Par ailleurs, dans le contexte des réorganisations en cours visant à ôter au réseau préfectoral son rôle dans la chaîne de traitement des titres, excepté pour les titres liés à la situation des étrangers, le risque d'un transfert de charges récurrent aux dépens de l'ANTS n'est pas négligeable.


* 15 Il ne relève pas du programme 354.

* 16 Votre rapporteur spécial rappelle que, d'ores et déjà, la computation des délais de référence ne recouvrait pas l'ensemble de la démarche entreprise par l'usager. Elle ne débutait qu'à partir de la réception de la demande au CERT.

* 17 Ils sont calculés à compter de la date de réception de la demande par le CERT, qui peut être plus ou moins éloignée de la date où l'usager envisage une démarche de demande et implique des délais supplémentaires entre la formulation de la demande et sa réception par les CERT.
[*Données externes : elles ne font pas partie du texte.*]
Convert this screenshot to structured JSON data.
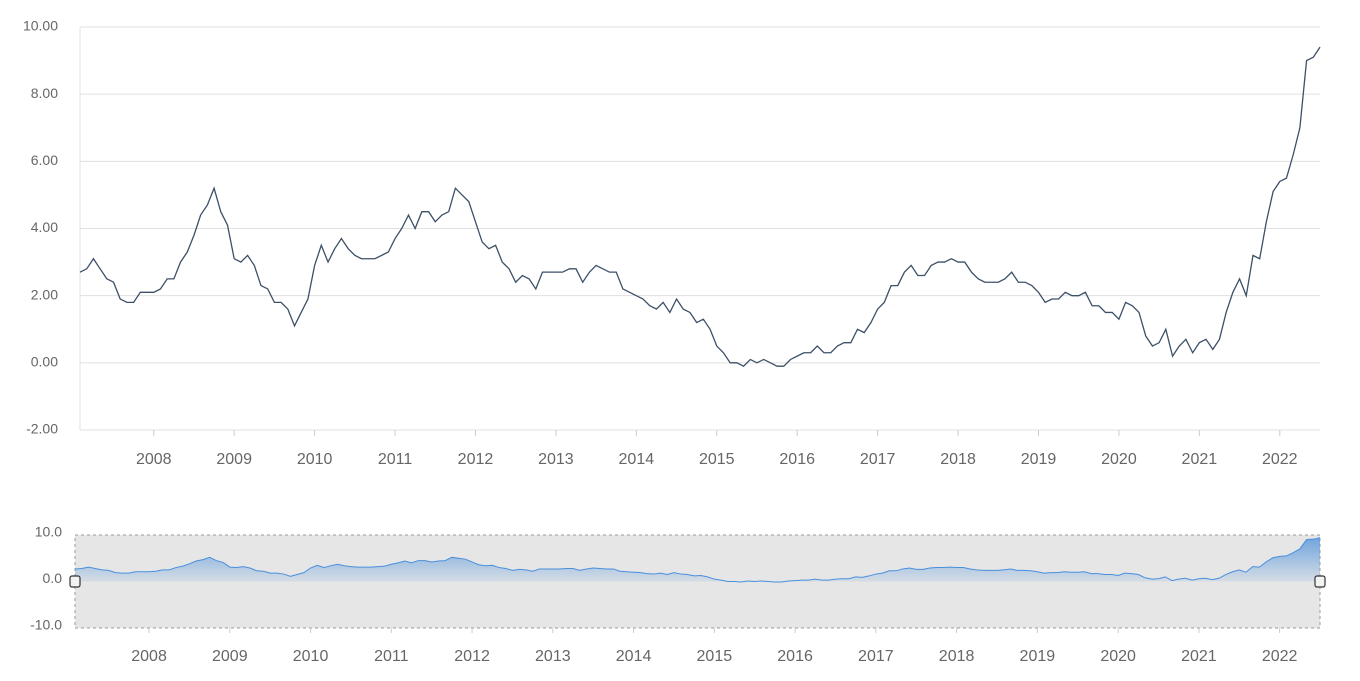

* 18 Un remboursement des dépenses liées à l'exploitation et l'hébergement de l'application SIV (système d'immatriculation des véhicules) sur le réseau informatique du ministère est rattaché aux crédits de la mission. Le produit de ce remboursement avait été estimé au titre de 2018 était de 3 millions d'euros. Il n'a finalement rapporté que 1,67 million d'euros.

* 19 Décret n° 2014-512 du 20 mai 2014 modifiant le décret n° 2007-255 du 27 février 2007 fixant la liste des titres sécurisés relevant de l'Agence nationale des titres sécurisés.

* 20 Source : Voies et moyens pour 2020.

* 21 Ces recettes propres sont par exemple liées à la fabrication des cartes d'agents pour différents ministères ou à l'utilisation du système de transmission électronique des données d'état civil COMEDEC.

* 22 Prestataire extérieur auquel a été confiée la mission de répondre aux demandes des usagers.

* 23 Ce seuil sert, en effet, de base de calcul pour l'ensemble des frais fixes et des amortissements.